I couldn't believe those words came from his mouth. I wanted to throw potato chips at him, but I was too afraid of Mr. Edmund Clark. I slipped my hands between my legs and the chair so I wouldn't use them for trouble. “You get to live here and you don't even know how lucky you are!”
“Why do you like it here so much?”
“Because it's awesome!”
“What's so awesome about it? I don't see anything awesome.”
“If it wasn't thundering, we could play in the rain. Playing in the rain is awesome.”
Alex brought his plate to the sink and sort of slammed it against the counter. He stood in front of the window, his back to me, watching the rain hammer the earth. Even if I tried to explain, he wouldn't get it because he loved Arizona and probably had a hundred friends there and probably never got in trouble at school.
I loved the Northwoods for so many reasons. At the cabin my parents belonged to me instead of their students. There weren't any girls at Whitefish Lake telling me my clothes didn't match or that my hair looked funny. In school, I had to sit on my hands to keep them from causing trouble. My hands could do anything at the cabin because they didn't have to be wrapped around a stupid pencil. And for a long time, I had the world's best cabin friend. Amelia My Sister.
Alex shoved his fists in his pockets. “I don't like the rain, and my dad says it rains half the summer. Dad likes it dry. He doesn't like ice or snow or rain or lakes or pine trees.”
“Why'd he come back if he hates it so much?”
“Grandpa's old and sick, and my grandma's been dead since my dad was a kid, so I guess Grandpa's pretty lonely. Mom wants them to make peace. And Dad thought it'd be good to own a restaurant instead of work for someone who owns a restaurant.”
“Trust me, he picked a good place to own a restaurant, even if it rains. Even if it gets cold. The cold is amazing, actually. If you cry outside in the winter, your eyes actually freeze shut. Where else does something like that happen?”
“You'd have to be a crybaby to freeze your eyes shut.”
Alex picked a stray potato chip off the floor and ate it, like it was no big deal that it'd been on the dirty floor. Just chewed and swallowed without even shouting, “Five-second rule!” I liked Alex, even if he was confused about Wisconsin. I wanted this almost-argument to end, so I didn't let myself get mad about the crybaby thing.
“Sometimes I get the eye sweats when I'm sad, but that's not
crying
.” I said it all calm.
“I didn't get eye sweats when I left my friends in Arizona, but they did. All of them. It was like an army of friends with sweaty eyes.”
Alex was lucky to have an army of friends to miss. I didn't have an army. The girls in my class didn't invite me to parties or sleepovers because I don't like dolls, jewelry-making kits, crafts, hair braiding, cookie baking, dancing, gymnastics, reading, cute clothes, or sparkle shoes. Those girls said my pretend-play is weird. At home I only had my neighbor Danny Kellerman. He liked making up stories, but he was only eight, and he spent summer in daycare. Plus he whined too much. Alex was way better than Danny Kellerman.
“So what should we do until the storm stops?” I asked.

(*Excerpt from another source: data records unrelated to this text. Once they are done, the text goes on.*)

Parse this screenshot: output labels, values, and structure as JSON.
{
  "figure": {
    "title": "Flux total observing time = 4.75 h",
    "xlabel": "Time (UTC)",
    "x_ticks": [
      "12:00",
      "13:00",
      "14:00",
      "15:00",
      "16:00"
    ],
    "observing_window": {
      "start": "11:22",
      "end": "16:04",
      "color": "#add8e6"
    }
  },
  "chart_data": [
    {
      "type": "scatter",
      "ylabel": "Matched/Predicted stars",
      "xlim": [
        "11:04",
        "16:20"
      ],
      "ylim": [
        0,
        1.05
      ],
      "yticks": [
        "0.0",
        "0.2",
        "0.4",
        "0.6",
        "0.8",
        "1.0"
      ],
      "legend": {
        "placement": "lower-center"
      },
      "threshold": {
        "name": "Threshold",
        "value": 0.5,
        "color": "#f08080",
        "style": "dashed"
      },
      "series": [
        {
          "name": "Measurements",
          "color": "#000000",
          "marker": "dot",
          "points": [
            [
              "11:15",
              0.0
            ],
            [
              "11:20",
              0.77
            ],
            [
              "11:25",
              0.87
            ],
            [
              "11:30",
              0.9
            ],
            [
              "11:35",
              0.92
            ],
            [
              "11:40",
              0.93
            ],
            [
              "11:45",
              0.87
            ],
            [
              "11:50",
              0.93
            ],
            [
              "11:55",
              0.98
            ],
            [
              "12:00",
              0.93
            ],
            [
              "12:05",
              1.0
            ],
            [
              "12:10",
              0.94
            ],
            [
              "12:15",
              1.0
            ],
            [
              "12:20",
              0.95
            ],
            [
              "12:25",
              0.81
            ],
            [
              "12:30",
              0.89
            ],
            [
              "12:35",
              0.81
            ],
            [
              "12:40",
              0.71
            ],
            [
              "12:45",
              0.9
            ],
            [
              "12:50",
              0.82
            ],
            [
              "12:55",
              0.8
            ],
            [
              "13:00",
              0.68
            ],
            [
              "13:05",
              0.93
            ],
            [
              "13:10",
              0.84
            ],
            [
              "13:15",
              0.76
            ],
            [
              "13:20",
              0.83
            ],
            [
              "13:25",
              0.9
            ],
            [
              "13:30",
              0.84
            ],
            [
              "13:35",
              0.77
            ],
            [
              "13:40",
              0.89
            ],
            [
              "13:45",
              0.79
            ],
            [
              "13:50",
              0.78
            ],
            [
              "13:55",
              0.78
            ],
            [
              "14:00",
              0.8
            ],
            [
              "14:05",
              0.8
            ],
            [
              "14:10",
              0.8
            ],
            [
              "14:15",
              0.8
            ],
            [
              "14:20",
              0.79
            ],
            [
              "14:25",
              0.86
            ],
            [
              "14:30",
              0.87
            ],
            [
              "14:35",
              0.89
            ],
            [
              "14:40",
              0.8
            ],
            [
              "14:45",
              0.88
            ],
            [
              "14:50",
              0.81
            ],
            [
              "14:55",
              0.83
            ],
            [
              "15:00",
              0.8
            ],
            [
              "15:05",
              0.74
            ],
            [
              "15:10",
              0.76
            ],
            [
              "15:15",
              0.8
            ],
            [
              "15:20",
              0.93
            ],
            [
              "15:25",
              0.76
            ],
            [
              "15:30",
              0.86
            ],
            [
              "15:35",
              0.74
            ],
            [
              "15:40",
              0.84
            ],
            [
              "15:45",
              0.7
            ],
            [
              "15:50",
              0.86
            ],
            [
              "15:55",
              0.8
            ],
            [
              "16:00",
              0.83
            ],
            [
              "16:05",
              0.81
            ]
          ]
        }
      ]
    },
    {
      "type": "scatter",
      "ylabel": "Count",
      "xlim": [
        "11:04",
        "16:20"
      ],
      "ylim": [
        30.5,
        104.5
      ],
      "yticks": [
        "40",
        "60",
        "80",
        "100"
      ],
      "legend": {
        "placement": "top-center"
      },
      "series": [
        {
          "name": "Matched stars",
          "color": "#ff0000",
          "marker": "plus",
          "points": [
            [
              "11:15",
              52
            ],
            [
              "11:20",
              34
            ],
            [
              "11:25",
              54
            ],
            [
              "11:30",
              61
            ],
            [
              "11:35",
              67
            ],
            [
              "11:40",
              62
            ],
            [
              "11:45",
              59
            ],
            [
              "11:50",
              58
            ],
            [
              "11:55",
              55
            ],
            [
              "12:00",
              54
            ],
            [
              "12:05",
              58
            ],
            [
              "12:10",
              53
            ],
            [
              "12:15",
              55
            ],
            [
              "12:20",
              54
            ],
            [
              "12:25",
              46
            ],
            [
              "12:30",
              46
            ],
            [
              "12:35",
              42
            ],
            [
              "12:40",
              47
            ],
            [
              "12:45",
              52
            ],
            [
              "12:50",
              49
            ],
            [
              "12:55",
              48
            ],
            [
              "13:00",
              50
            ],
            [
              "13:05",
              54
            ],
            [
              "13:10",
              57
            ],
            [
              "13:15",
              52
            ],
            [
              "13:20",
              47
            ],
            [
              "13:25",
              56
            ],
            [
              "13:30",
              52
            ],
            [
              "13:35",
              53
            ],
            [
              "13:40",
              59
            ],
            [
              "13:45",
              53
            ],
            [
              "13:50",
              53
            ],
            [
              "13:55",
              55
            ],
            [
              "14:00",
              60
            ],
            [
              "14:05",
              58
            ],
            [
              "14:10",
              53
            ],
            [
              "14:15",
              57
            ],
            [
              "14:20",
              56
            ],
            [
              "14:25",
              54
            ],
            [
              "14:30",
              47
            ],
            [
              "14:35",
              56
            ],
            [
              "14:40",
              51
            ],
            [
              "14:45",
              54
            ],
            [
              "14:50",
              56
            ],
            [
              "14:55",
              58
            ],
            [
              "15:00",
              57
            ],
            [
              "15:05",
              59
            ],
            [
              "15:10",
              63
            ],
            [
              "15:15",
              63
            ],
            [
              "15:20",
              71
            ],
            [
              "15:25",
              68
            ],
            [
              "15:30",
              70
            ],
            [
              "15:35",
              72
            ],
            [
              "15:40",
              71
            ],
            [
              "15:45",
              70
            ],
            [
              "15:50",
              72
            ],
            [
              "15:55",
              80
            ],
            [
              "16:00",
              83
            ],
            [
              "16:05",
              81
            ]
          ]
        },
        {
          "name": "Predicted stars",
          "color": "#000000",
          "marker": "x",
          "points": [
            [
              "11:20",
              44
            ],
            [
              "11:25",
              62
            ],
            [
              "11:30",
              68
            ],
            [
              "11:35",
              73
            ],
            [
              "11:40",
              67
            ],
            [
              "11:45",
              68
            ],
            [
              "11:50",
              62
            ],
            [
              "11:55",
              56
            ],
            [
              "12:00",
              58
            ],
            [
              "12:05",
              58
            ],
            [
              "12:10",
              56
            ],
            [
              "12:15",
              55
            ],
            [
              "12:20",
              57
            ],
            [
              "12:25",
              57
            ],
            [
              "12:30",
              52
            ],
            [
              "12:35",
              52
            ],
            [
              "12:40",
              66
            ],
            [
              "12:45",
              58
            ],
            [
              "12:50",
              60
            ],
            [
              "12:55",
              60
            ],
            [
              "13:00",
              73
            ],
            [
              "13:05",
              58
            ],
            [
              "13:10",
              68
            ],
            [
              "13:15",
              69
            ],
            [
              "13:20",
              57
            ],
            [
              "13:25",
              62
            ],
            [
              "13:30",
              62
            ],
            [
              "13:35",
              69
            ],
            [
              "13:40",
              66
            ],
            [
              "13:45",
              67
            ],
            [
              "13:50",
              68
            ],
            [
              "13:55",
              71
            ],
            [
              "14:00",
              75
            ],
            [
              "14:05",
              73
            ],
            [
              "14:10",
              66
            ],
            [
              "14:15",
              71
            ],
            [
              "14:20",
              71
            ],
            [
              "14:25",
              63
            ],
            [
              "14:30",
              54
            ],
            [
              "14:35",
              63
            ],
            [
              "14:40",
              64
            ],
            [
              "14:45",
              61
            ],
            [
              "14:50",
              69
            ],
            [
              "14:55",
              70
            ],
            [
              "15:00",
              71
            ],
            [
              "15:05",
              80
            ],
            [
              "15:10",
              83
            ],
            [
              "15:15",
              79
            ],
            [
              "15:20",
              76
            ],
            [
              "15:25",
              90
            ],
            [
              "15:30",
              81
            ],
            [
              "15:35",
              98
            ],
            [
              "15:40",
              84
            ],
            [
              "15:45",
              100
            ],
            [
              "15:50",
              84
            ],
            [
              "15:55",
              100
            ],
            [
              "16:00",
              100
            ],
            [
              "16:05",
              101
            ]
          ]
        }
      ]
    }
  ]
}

“You better think of something because you can't pester me all day.” The voice came from Mr. Edmund Clark, and I almost jumped out of my chair. He'd wandered into the kitchen for some water. I thought the kitchen must be as old as Mr. Edmund Clark. Someone had painted the cupboards white, but the paint bubbled and peeled. You could see dirt around the handles, too. The beige countertop was stained, and the floor was sticky. He should've been spending the gangster money on a new kitchen, or at least a cleaning lady.
Alex asked, “When it stops raining, would you take us out in the boat? Maybe tubing?”
“Tubing? You can barely swim thanks to living in a state drier than the moon. Ari
stona
. Good lord. It should be a prison colony.”
“I can float. Besides, I'll wear a life jacket.”
Mr. Edmund Clark said something that sounded like
no
just as thunder shook the house. Then he wiped his mouth with his sleeve and shook his head. “Damn thunderstorm. What am I going to do with you two?”
Alex asked, “You wanna watch a movie, Christa?”